6

I have many many .RData files containing one dataframe that I had saved in a previous analysis and the data frame has the same name for each file loaded. So for example using load(file1.RData) I get a data frame called 'df', then using load(file2.RData) I get a data frame with the same name 'df'. I was wondering if it is at all possible to combine all these .RData files into one big .RData file since I need to load them all at once, with the name of each df equal to the file name so I can then use the different data frames.

I can do this using the code below, but it is very intricate, there must be a simpler way to do this… Thank you for your suggestions.

Say I have 3 .RData files and want to save all in a file called "main.RData" with their specific name (now they all come out as 'df'):

all.files = c("/Users/fra/file1.RData", "/Users/fra/file2.RData", "/Users/fra/file3.RData")
assign(gsub("/Users/fra/", "", all.files[1]), local(get(load(all.files[1]))))
rm(list= ls()[!(ls() %in% (ls(pattern = "file")))])
save.image(file="main.RData")


all.files = all.files = c("/Users/fra/file1.RData", "/Users/fra/file2.RData", "/Users/fra/file3.RData")

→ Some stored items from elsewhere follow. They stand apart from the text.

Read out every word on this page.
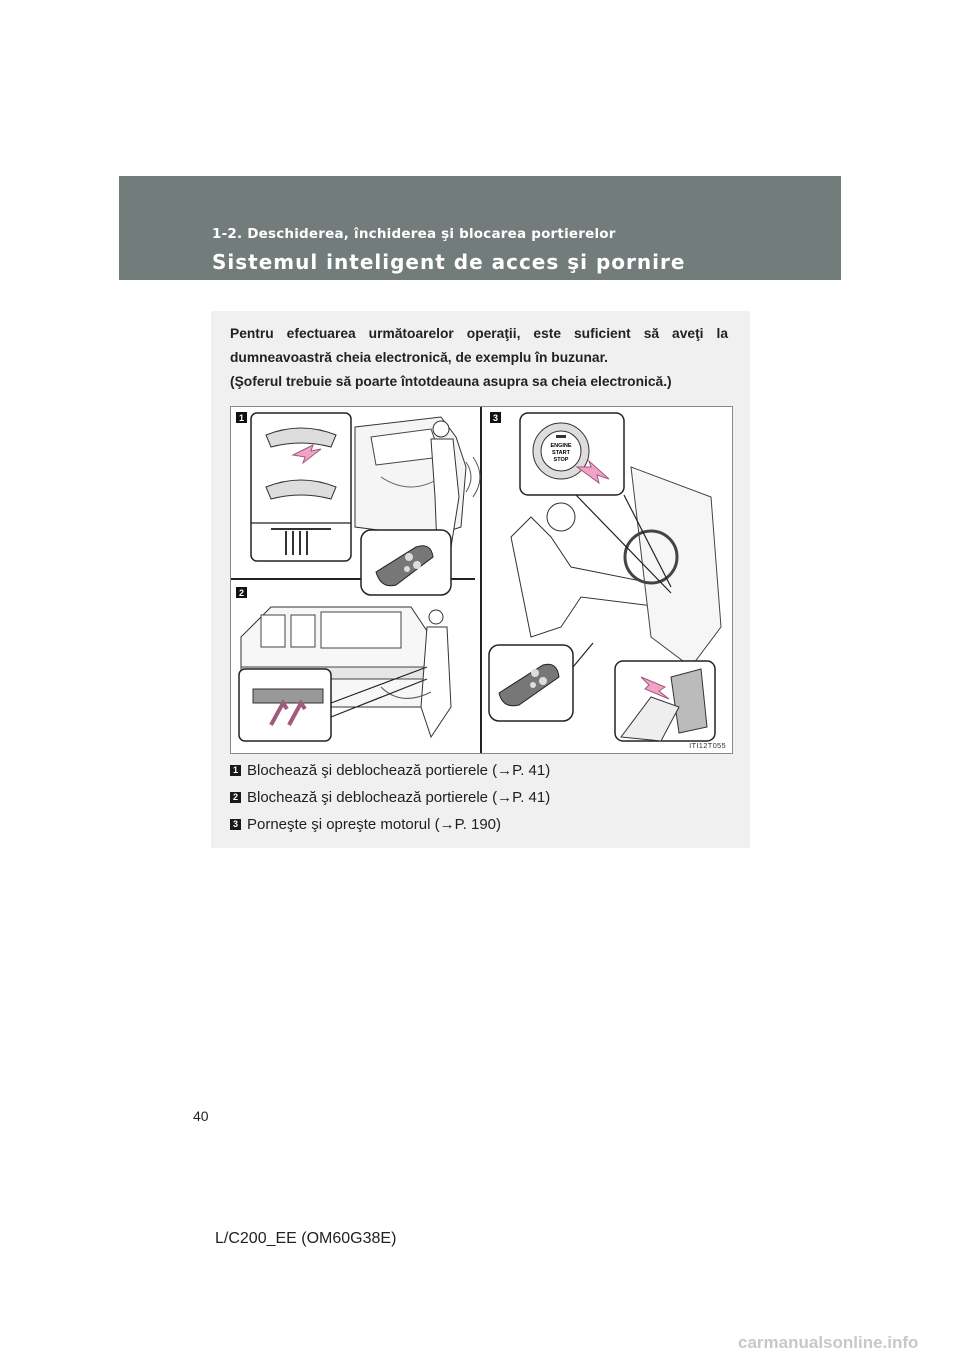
1-2. Deschiderea, închiderea şi blocarea portierelor
Sistemul inteligent de acces şi pornire

Pentru efectuarea următoarelor operaţii, este suficient să aveţi la

dumneavoastră cheia electronică, de exemplu în buzunar.

(Şoferul trebuie să poarte întotdeauna asupra sa cheia electronică.)

1
2
3
ENGINE
START
STOP
ITI12T055
1 Blochează şi deblochează portierele (→P. 41)
2 Blochează şi deblochează portierele (→P. 41)
3 Porneşte şi opreşte motorul (→P. 190)
40
L/C200_EE (OM60G38E)
carmanualsonline.info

for (f in all.files[-1]) {
  assign(gsub("/Users/fra/", "", f), local(get(load(f))))
  rm(list= ls()[!(ls() %in% (ls(pattern = "file")))])
  save.image(file="main.RData")
}
user971102
  • 3,005
  • 4
  • 30
  • 37

2 Answers2

5

Here's an option that incorporates several existing posts

all.files = c("file1.RData", "file2.RData", "file3.RData")

Read multiple dataframes into a single named list (How can I load an object into a variable name that I specify from an R data file?)

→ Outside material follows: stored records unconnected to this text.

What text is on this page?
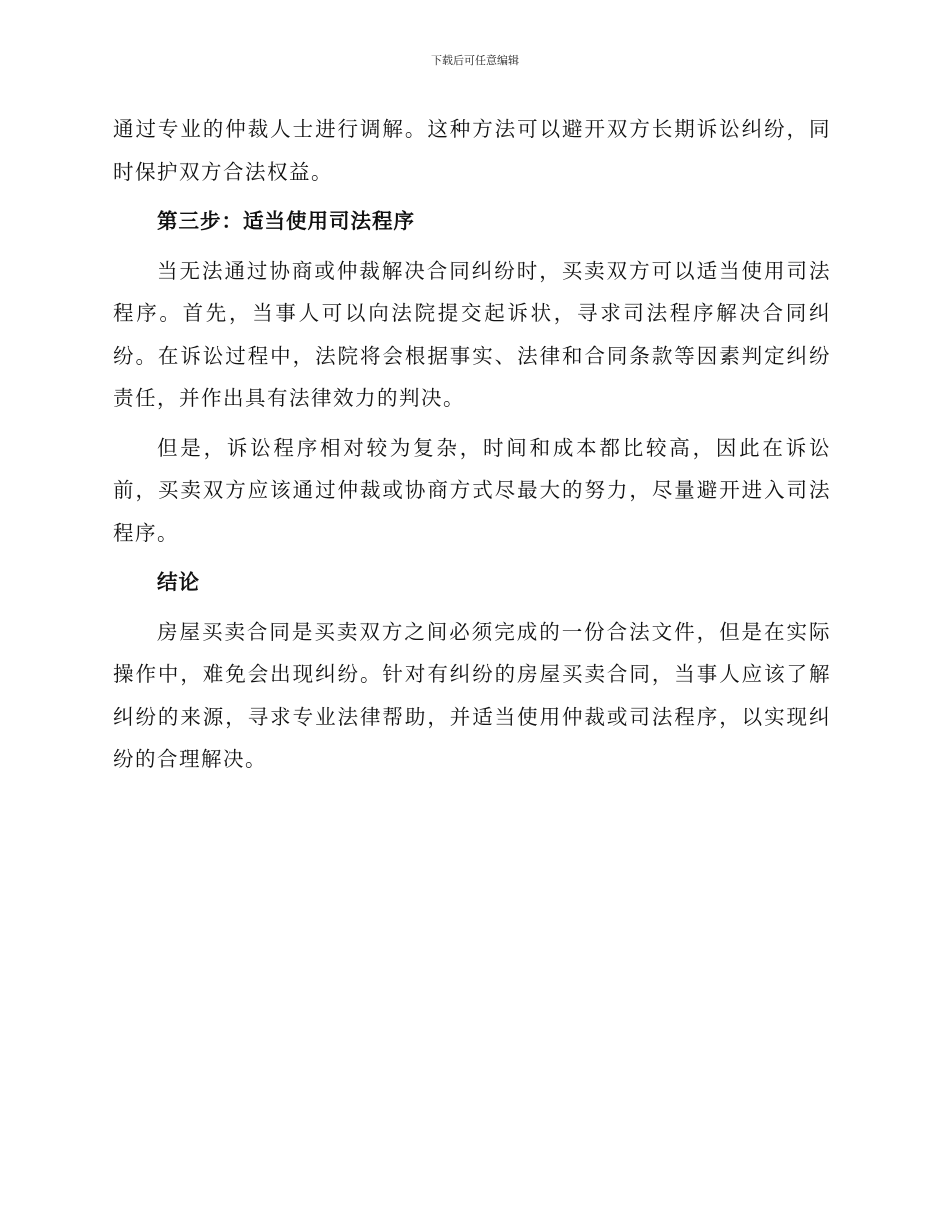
下载后可任意编辑

通过专业的仲裁人士进行调解。这种方法可以避开双方长期诉讼纠纷，同时保护双方合法权益。

第三步：适当使用司法程序

当无法通过协商或仲裁解决合同纠纷时，买卖双方可以适当使用司法程序。首先，当事人可以向法院提交起诉状，寻求司法程序解决合同纠纷。在诉讼过程中，法院将会根据事实、法律和合同条款等因素判定纠纷责任，并作出具有法律效力的判决。

但是，诉讼程序相对较为复杂，时间和成本都比较高，因此在诉讼前，买卖双方应该通过仲裁或协商方式尽最大的努力，尽量避开进入司法程序。

结论

房屋买卖合同是买卖双方之间必须完成的一份合法文件，但是在实际操作中，难免会出现纠纷。针对有纠纷的房屋买卖合同，当事人应该了解纠纷的来源，寻求专业法律帮助，并适当使用仲裁或司法程序，以实现纠纷的合理解决。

mylist<- lapply(all.files, function(x) {
  load(file = x)
  get(ls()[ls()!= "filename"])
})

names(mylist) <- all.files #Note, the names here don't have to match the filenames

You can save the list, or transfer the dataframes into the global environment prior to saving (Unlist a list of dataframes)

list2env(mylist ,.GlobalEnv)

Alternatively, if the dataframes were identical and you wanted to create a single big dataframe, you could collapse the list and add a variable with names of contributing files (Dataframes in a list; adding a new variable with name of dataframe).

all <- do.call("rbind", mylist)
all$id <- rep(all.files, sapply(mylist, nrow))
Community
  • 1
  • 1
JWilliman
  • 3,558
  • 32
  • 36
4

I think the best answer I saw was the code below, which I copied from an SO answer which I can't track down right now. Apologies to the original author.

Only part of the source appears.